Recipes

Cinnamon Buns from Heaven

I can’t say enough about just how amazing these are. They taste just like Cinnabon, but you get 16 for the price of less than two. I normally use the dough setting on my bread maker to makes these. It takes me around 6 hours from the start to the end. You can’t go wrong with these!!
Ingredients:
Dough
  • 1 cup warm water (105-115 degrees)
  • 2 envelopes active dry yeast
  • 1 teaspoon plus 2/3 cup sugar
  • 1 cup milk, heated to lukewarm
  • 2/3 cup (1 1/3 sticks) butter, softened
  • 2 large eggs, lightly beaten
  • 2 teaspoons salt
  • 7 cups all-purpose flour, or more as needed

Filling

  • 1 cup (2 sticks) butter, melted
  • 1 3/4 cups sugar
  • 3 tablespoons ground cinnamon

CREAM CHEESE FROSTING

Bread Machine Directions:

  • Add Dough ingredients as recommended by your bread machine manufacture normally liquids then dry, and yeast on top
  • Us your dough setting … normally it takes 1.5 hours
  • Then follow the directions listen below starting in red.

Directions:

  • For the dough Combine the warm water, yeast, and 1 teaspoon sugar in a cup and stir; set aside.
  • In a large bowl, combine the milk, remaining 2/3 cup sugar, butter, eggs, and salt. Stir well and add the yeast mixture.
  • Add 3 1/2 cups flour and beat until smooth.

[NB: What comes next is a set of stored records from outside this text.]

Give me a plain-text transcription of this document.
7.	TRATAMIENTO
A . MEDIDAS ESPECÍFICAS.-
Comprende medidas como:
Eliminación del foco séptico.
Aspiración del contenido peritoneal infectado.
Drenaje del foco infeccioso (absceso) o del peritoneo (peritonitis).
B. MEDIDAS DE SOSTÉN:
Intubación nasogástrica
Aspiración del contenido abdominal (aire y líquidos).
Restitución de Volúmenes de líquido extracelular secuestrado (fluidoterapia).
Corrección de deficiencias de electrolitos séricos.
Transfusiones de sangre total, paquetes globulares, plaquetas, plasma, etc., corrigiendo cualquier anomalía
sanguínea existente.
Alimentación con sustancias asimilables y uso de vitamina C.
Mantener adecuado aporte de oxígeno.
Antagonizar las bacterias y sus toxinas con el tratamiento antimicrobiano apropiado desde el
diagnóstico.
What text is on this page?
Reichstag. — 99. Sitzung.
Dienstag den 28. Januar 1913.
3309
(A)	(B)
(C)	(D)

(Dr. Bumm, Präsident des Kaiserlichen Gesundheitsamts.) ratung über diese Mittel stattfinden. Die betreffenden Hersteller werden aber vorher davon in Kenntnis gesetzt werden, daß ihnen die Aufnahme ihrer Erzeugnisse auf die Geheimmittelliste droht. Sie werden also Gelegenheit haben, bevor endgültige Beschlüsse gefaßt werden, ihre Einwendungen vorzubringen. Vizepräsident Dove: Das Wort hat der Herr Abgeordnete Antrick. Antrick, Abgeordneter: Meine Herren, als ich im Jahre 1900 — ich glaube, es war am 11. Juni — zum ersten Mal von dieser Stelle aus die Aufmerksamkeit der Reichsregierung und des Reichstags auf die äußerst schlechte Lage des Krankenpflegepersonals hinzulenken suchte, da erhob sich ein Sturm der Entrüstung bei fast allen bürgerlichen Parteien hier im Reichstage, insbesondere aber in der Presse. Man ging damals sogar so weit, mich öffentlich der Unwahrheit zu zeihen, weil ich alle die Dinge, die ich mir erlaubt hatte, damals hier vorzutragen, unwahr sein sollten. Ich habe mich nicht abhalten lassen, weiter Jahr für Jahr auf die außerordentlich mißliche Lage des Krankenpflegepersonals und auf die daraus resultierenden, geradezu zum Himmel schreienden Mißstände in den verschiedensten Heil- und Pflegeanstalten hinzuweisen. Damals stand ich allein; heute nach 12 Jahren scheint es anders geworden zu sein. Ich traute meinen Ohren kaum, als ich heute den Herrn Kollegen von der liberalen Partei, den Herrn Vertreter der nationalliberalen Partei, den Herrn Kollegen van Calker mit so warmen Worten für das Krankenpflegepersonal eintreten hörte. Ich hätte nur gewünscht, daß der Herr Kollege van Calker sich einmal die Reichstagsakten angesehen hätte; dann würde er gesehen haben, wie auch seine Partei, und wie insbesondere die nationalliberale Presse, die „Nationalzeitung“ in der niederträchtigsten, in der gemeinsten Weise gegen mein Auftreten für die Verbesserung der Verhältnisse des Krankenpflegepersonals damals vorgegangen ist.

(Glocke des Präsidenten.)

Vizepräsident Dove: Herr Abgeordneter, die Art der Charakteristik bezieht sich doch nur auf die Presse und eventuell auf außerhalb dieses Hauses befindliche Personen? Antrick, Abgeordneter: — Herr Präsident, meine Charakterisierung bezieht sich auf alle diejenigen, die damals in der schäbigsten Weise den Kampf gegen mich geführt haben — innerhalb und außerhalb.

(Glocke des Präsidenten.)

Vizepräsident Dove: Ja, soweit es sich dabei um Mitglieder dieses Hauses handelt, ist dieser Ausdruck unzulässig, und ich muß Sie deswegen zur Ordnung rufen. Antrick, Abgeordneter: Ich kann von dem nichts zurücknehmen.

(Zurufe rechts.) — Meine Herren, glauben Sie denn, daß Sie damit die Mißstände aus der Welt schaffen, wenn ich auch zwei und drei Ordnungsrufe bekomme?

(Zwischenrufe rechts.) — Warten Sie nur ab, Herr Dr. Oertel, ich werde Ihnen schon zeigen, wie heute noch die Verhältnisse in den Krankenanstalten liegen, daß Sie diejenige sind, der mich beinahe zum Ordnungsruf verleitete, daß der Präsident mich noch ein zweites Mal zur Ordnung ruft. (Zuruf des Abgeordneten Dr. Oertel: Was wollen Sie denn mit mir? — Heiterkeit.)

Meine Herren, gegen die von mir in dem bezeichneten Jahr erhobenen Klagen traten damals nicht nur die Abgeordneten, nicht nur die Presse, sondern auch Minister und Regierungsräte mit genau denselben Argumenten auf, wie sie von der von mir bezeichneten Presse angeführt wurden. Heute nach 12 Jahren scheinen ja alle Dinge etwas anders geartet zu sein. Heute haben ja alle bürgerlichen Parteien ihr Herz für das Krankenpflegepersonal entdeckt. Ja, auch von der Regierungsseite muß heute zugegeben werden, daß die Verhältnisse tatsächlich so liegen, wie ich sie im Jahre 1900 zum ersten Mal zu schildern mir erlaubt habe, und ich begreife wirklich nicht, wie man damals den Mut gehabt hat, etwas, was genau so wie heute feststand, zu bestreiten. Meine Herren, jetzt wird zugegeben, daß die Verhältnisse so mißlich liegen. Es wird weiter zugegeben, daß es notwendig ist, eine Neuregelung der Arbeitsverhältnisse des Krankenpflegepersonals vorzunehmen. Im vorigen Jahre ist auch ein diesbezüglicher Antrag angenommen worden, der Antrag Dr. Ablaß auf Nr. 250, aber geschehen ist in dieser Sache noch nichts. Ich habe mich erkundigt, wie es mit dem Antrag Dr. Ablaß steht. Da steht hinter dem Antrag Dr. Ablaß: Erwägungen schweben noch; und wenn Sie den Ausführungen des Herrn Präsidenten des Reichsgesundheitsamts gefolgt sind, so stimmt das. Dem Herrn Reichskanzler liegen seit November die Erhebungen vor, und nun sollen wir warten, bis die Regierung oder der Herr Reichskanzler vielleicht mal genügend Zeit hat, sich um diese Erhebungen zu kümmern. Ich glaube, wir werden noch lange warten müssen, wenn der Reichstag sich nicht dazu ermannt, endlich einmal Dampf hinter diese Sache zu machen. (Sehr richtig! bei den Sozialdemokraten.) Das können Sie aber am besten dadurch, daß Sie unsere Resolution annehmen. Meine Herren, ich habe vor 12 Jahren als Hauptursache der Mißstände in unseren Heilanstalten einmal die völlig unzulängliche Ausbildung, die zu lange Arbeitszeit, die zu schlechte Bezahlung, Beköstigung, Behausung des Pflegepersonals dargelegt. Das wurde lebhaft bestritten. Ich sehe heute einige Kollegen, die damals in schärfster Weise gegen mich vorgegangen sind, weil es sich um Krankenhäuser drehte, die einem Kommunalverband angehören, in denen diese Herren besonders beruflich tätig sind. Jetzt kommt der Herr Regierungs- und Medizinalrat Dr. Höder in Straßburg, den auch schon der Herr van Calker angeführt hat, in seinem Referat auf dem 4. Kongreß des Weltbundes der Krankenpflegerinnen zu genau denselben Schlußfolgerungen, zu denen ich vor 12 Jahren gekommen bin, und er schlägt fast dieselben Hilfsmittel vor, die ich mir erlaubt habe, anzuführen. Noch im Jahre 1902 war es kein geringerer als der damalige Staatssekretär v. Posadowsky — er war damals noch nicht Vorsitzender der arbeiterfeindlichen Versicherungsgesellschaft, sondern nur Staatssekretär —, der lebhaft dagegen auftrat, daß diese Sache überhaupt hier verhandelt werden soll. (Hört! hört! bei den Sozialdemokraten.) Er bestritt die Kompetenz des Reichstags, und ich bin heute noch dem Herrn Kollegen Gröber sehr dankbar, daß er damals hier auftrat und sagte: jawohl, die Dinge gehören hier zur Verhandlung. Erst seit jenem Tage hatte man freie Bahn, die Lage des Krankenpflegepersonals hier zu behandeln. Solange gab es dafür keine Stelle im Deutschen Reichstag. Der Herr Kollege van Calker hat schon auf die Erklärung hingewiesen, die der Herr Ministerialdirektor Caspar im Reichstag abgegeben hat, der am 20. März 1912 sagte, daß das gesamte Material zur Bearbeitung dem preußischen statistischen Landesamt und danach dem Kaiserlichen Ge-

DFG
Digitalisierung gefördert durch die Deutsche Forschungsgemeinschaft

Stir in enough of the remaining flour until the dough is slightly stiff – it will be sticky.
  • Turn out the dough onto a well-floured surface and knead for 5 to 10 minutes, adding just enough flour to keep the dough from sticking.
  • Place in a well-buttered glass or plastic bowl. Cover and let rise in a warm place, free from drafts, until doubled in volume, 1 to 1 1/2 hours.
  • Punch down the dough and let it rest for 5 minutes. Roll out on a lightly floured surface into a 15-by-20-inch rectangle.
  • For the filling Spread 1/2 cup of the melted butter on the dough. In a small bowl, combine 1 1/2 cups of the sugar and the cinnamon. Sprinkle over the dough, then sprinkle with the walnuts and raisins, if desired. Roll up like a jellyroll and pinch the edges together to seal. Cut the roll into 12 or 18 slices. If making 12 buns, use the remaining 1/2 cup melted butter to coat the bottoms of a 13-by-9-inch baking pan and an 8-inch square baking pan; if making 18 buns, use two 13-by-9-inch pans. Sprinkle the pans with the remaining 1/4 cup sugar.
  • Place the cinnamon bun slices close together in the pans. Cover and let rise in a warm place until the dough is doubled in volume, about 45 minutes. Preheat the oven to 350 degrees. Bake for 25 to 30 minutes, or until the buns are nicely browned. Let cool slightly before glazing.
  • For the glaze In a medium bowl, combine the melted butter, confectioners’ sugar, and vanilla. Add the hot water, 1 tablespoon at a time, until you have a spreadable glaze. Spread the glaze over the buns and serve.
  • Tip: To save time in the morning, make the rolls a day ahead up to the final rise, then let them rise slowly overnight in the refrigerator. Bring to room temperature before baking.
    Cook’s notes A simple dusting of confectioners’ sugar is a great topping for the buns, which are already so over the top that the glaze is almost too much. You can play with the filling ingredients: try golden raisins or currants, use pecans instead of walnuts, add some nutmeg or mace and a little grated lemon zest.